In Kassel führt ein ganzes Buch auf die Spuren des Künstlers. Zur documenta 7 begann Beuys 1982 in der Stadt das Landschaftskunstwerk „7.000 Eichen – Stadtverwaldung statt Stadtverwaltung“. Mit der Hilfe von freiwilligen Helfer*innen pflanzte er im Verlauf mehrerer Jahre 7.000 Bäume zusammen mit jeweils einem begleitenden Basaltstein an unterschiedlichen Standorten. 

 

Heute verdankt die Stadt dieser ökologischen Intervention des Künstlers ein weltweit einmaliges organisches Kunstwerk, das mit seiner enormen Ausdehnung das gesamte Stadtgebiet durchzieht. Beuys' Bäume begegnen den Bürgerinnen und Bürgern heute auf alltäglichen Wegen, zuweilen auch an eher unwirtlichen Orten. Grüne Alleen und Verwaldungsinseln sind gewachsen. 

 

Ehemals triste historische Industriearbeiterviertel haben dank Bäumen und Basaltsteinen ihr Antlitz verändert. Sogar lautstarke Umgehungsstraßen wirken nach Beuys' „Verwaldung“ zugänglicher. All dies können die Menschen in Kassel, können Touristen und Ausflügler jetzt mit „Beuys to go – Unterwegs zu 7.000 Eichen“ aus dem euregioverlag nacherleben oder ganz neu für sich entdecken. Die dort beschriebenen sieben zwischen drei und sieben Kilometer langen thematischen Routen führen durch 15 Stadtteile Kassels. Das Buch birgt eine Fülle von Informationen rund um das Kunstwerk und darüber hinaus: wie alles anfing, welche Hürden zu überwinden waren und wie 7.000 Bäume bis heute im urbanen Umfeld ihre Wirkung entfalten.
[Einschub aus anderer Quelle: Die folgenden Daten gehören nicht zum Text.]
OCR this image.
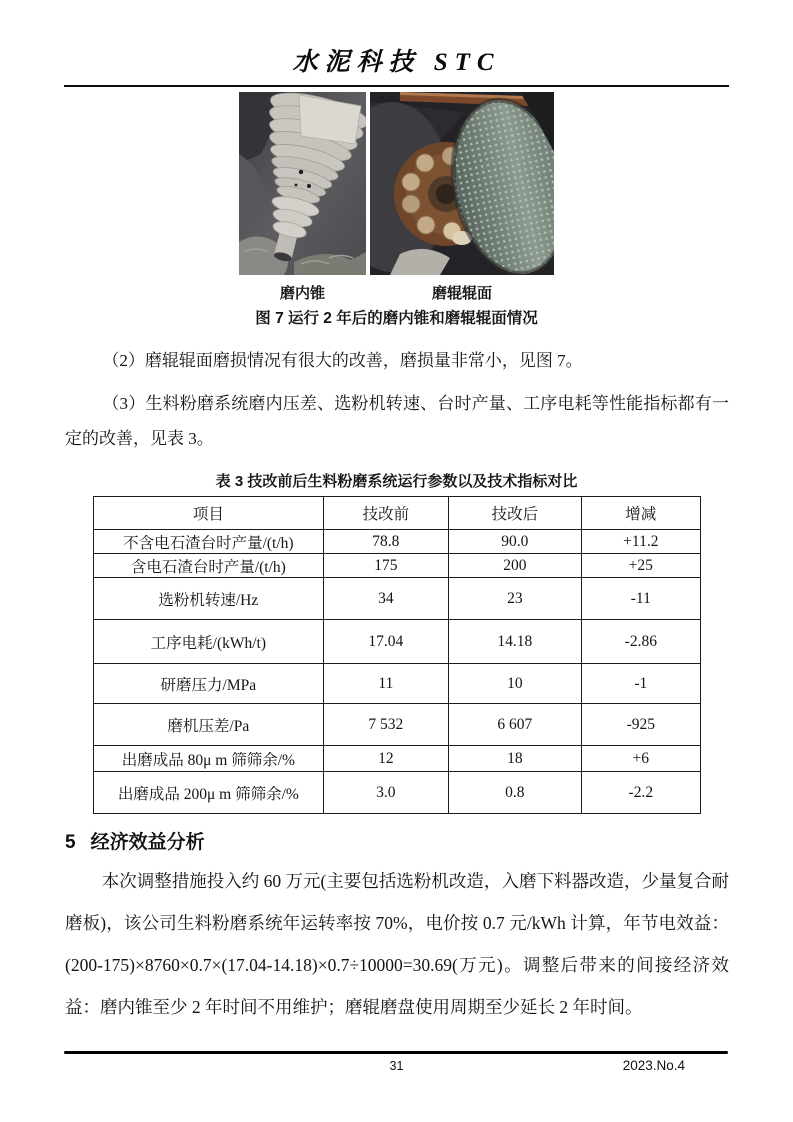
水泥科技 STC
磨内锥	磨辊辊面
图 7 运行 2 年后的磨内锥和磨辊辊面情况

（2）磨辊辊面磨损情况有很大的改善，磨损量非常小，见图 7。

（3）生料粉磨系统磨内压差、选粉机转速、台时产量、工序电耗等性能指标都有一定的改善，见表 3。

表 3 技改前后生料粉磨系统运行参数以及技术指标对比
项目	技改前	技改后	增减
不含电石渣台时产量/(t/h)	78.8	90.0	+11.2
含电石渣台时产量/(t/h)	175	200	+25
选粉机转速/Hz	34	23	-11
工序电耗/(kWh/t)	17.04	14.18	-2.86
研磨压力/MPa	11	10	-1
磨机压差/Pa	7 532	6 607	-925
出磨成品 80μ m 筛筛余/%	12	18	+6
出磨成品 200μ m 筛筛余/%	3.0	0.8	-2.2
5 经济效益分析

本次调整措施投入约 60 万元(主要包括选粉机改造，入磨下料器改造，少量复合耐磨板)，该公司生料粉磨系统年运转率按 70%，电价按 0.7 元/kWh 计算，年节电效益：(200-175)×8760×0.7×(17.04-14.18)×0.7÷10000=30.69(万元)。调整后带来的间接经济效益：磨内锥至少 2 年时间不用维护；磨辊磨盘使用周期至少延长 2 年时间。

31	2023.No.4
Ähnlich wie in Kassel lässt sich Beuys anlässlich seines 100. Geburtstages an vielen anderen Orten erleben. In Düsseldorf etwa, wo der „Mann mit Hut“ studierte und über zehn Jahre als Professor lehrte, führt der Stadtführer „Mit Beuys durch Düsseldorf" an die Plätze, an denen der gebürtige Krefelder gewirkt, ausgestellt, gelebt und gestritten hat. 

 

Autor Dietmar Schönhoff streift in seinem Buch all die Ausstellungs- und Aktionsorte wie das „Spoerri“ am Burgplatz, ein Restaurant mit angeschlossener „Eat Art Gallery“, wo Beuys im Oktober 1970 sein „Freitagsobjekt 1A gebratene Fischgräte (Hering)“ inszenierte. „Er hängte die Gräten, die er skelettiert und gebraten von Zuhause mitgebracht hatte, mit Bindfäden an die Bilderleisten der Galerie, beschmierte sein Gesicht mit Asche und begann, Zertifikate für den Verkauf der Fischgräten herzustellen“, berichtet Schönhoff. Wer will, kann sich direkt mit dem Autor auf den Weg machen. „Zu Beuys in Düsseldorf biete ich eine zweistündige Tour durch Carl- und Altstadt an, während der alle Orte besucht werden, an denen Beuys gewirkt hat“, so Schönhoff.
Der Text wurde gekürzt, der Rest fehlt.